Three years ago the US and S. Korea produced a free trade deal that the US never ratified. Now, there's a new deal, Gary Crawford has the details:
"The United States and South Korea have reached agreement on a landmark trade deal between our two countries."
President Obama a few days ago announcing that the negotiators have finally worked out changes to the free trade agreement that had been agreed to three years ago but which was never ratified because of:
1. Continued controversy over limited access for US automobiles in the S. Korean market, and
2. Continued restrictions on US beef, limiting beef allowed in to meat from animals under thirty months of age... some other limits on beef as well.
President Obama told reporters, even though the beef restrictions are not eliminated in the proposed new agreement: "This deal is a win for our farmers and ranchers and will increase exports of American agricultural products..."

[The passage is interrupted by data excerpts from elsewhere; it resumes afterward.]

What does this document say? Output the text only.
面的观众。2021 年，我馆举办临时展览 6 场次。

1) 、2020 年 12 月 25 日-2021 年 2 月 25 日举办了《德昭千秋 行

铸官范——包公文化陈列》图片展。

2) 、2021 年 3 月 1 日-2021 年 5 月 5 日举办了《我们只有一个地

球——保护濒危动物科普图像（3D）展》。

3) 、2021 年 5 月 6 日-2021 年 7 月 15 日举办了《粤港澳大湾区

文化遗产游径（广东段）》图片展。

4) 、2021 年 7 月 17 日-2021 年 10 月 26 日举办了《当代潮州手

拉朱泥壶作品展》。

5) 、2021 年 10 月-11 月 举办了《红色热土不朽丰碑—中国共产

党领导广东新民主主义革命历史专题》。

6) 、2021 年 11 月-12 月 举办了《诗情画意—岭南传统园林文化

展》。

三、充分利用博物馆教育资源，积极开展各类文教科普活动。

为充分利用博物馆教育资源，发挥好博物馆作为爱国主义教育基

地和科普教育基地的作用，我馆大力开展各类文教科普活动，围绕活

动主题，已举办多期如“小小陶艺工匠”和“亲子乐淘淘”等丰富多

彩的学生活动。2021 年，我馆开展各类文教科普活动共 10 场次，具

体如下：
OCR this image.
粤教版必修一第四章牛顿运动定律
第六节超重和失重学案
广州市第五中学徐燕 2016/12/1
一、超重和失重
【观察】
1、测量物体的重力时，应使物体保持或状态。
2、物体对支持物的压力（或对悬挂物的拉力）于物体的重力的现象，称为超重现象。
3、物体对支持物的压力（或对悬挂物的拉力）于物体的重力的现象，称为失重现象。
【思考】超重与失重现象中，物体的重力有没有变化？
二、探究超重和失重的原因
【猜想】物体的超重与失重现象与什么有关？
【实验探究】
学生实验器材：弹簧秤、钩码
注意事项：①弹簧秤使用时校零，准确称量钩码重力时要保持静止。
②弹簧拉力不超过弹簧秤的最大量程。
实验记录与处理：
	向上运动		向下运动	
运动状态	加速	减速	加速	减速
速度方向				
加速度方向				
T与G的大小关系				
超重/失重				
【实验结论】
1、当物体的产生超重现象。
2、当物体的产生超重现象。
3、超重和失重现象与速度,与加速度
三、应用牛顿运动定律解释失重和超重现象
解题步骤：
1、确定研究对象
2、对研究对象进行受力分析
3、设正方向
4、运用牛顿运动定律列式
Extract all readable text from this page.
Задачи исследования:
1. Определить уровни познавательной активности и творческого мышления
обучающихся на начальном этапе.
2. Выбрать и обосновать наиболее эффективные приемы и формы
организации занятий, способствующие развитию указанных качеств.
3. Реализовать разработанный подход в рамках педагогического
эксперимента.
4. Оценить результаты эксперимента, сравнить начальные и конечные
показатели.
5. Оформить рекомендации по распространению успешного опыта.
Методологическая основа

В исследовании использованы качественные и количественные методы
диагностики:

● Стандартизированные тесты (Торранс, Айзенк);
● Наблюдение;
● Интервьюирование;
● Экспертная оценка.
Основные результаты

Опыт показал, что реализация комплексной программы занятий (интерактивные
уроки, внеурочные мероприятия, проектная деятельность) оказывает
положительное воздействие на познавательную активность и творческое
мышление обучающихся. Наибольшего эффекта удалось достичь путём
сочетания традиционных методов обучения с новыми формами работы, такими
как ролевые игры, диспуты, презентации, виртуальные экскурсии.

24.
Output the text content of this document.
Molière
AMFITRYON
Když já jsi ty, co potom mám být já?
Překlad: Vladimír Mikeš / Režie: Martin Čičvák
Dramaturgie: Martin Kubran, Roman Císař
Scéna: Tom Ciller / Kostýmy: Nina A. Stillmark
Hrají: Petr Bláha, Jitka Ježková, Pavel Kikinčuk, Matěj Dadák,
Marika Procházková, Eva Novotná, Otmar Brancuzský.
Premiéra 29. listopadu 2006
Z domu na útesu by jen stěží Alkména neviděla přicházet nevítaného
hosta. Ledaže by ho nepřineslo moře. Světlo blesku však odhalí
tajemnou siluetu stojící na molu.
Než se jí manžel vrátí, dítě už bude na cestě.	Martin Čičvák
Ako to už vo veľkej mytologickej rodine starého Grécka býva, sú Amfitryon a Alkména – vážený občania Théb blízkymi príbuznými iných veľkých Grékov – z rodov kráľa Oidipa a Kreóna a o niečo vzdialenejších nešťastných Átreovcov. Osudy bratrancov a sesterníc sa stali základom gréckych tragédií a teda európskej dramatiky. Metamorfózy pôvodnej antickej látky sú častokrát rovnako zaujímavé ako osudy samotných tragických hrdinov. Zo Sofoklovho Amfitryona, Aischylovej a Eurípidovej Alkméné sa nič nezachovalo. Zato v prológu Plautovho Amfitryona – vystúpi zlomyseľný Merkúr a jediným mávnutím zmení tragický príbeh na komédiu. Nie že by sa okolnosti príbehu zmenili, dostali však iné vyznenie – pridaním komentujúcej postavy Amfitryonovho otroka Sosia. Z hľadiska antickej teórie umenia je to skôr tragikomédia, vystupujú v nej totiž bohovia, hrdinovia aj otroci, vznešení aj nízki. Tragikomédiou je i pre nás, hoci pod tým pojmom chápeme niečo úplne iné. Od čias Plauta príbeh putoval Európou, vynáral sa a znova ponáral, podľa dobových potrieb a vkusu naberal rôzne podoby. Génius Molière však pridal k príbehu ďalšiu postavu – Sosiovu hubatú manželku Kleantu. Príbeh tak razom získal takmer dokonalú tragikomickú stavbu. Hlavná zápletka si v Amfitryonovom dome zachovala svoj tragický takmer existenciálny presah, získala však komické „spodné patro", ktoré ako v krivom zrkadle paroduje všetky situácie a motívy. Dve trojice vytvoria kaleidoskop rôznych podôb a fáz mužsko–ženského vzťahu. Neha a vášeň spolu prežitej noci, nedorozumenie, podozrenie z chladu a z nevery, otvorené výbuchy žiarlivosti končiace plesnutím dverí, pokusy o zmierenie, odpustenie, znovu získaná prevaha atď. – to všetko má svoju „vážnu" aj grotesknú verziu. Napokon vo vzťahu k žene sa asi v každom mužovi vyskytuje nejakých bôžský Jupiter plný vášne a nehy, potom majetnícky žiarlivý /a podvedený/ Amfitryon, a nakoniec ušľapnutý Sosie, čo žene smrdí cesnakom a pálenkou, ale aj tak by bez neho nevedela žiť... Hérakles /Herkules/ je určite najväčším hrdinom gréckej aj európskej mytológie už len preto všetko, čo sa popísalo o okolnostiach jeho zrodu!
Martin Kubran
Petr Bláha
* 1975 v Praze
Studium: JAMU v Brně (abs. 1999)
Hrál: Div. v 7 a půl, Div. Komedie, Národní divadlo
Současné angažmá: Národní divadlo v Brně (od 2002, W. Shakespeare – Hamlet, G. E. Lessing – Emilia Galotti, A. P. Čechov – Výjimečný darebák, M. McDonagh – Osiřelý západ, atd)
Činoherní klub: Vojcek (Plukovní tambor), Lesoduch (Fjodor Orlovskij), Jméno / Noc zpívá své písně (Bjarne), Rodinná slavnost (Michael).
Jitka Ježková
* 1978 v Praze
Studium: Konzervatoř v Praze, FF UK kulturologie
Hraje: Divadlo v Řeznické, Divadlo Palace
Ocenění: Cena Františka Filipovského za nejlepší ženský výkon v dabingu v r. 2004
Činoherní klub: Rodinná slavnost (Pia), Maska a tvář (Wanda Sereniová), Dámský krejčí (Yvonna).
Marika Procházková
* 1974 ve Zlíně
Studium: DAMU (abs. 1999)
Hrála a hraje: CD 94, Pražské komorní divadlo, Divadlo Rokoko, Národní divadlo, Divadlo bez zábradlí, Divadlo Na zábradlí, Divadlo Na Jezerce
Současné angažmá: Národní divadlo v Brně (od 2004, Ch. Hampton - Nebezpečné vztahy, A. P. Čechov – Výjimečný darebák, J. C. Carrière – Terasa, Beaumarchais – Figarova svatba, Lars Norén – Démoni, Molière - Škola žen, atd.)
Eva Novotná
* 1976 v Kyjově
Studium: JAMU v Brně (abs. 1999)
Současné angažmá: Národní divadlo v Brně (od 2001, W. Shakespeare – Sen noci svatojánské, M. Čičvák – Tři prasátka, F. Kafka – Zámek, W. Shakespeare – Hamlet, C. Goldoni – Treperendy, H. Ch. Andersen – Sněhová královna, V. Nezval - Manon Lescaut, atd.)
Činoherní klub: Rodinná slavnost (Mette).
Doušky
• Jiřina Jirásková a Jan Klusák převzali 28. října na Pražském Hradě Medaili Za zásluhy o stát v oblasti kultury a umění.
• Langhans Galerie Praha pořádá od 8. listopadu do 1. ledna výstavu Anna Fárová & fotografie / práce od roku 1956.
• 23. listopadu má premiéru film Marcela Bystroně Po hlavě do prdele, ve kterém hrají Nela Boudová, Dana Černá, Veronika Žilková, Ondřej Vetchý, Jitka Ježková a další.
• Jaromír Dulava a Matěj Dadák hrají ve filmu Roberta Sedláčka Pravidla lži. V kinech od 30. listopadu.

How would that happen? US Trade Representative and Chief Negotiator Ron Kirk told law makers under the original deal and under this one, too:
"Two-thirds of our tariffs on agriculture go away immediately... and many of them will be phased out over ten years." - making US products more affordable in the Korean market.
But even without a free trade agreement currently in effect now with S. Korea: "Korea is a very important market to our livestock and poultry industry..." Agriculture Department Livestock Analyst Shale Shaggun told us that Korea is our fourth largest market for beef, fifth largest for pork, 12th market for US broilers. In fact, our beef exports are running a 130% higher than this time a year ago, broilers a 150% higher.
"To some extent they have seen some recovery in their economies and the dollar is relatively weak which tends to favor exports..."
And even with US meat exports to Korea already running very well, and even though it appears the trade agreement hammered out recently does not mandate Korea immediately easing its restrictions on beef, Shagun says IF the two nations do ratify that free trade agreement:
"There will be opportunities for the US to increase their exports as the tarifs come down... also, to the extent that it does lay out a framework for resolution of disputes, it is beneficial for US exports."
But of course, US legislators and those in Korea as well, have to OK this new free trade deal. A few months ago, Montana Senator Max Baccus, who heads up the powerful Senate finance committee - serves on the Ag committee, too, told US Trade Representative Ron Kirk that an agreement that does not have Korea lifting all restrictions on US beef might have a tough time getting through the Senate ratification process. "I don't know why I should schedule a hearing on a Korean FTA that does not include all beef, all ages, all kinds."s
So, we'll see what happens when the new congress gets to work in the New Year.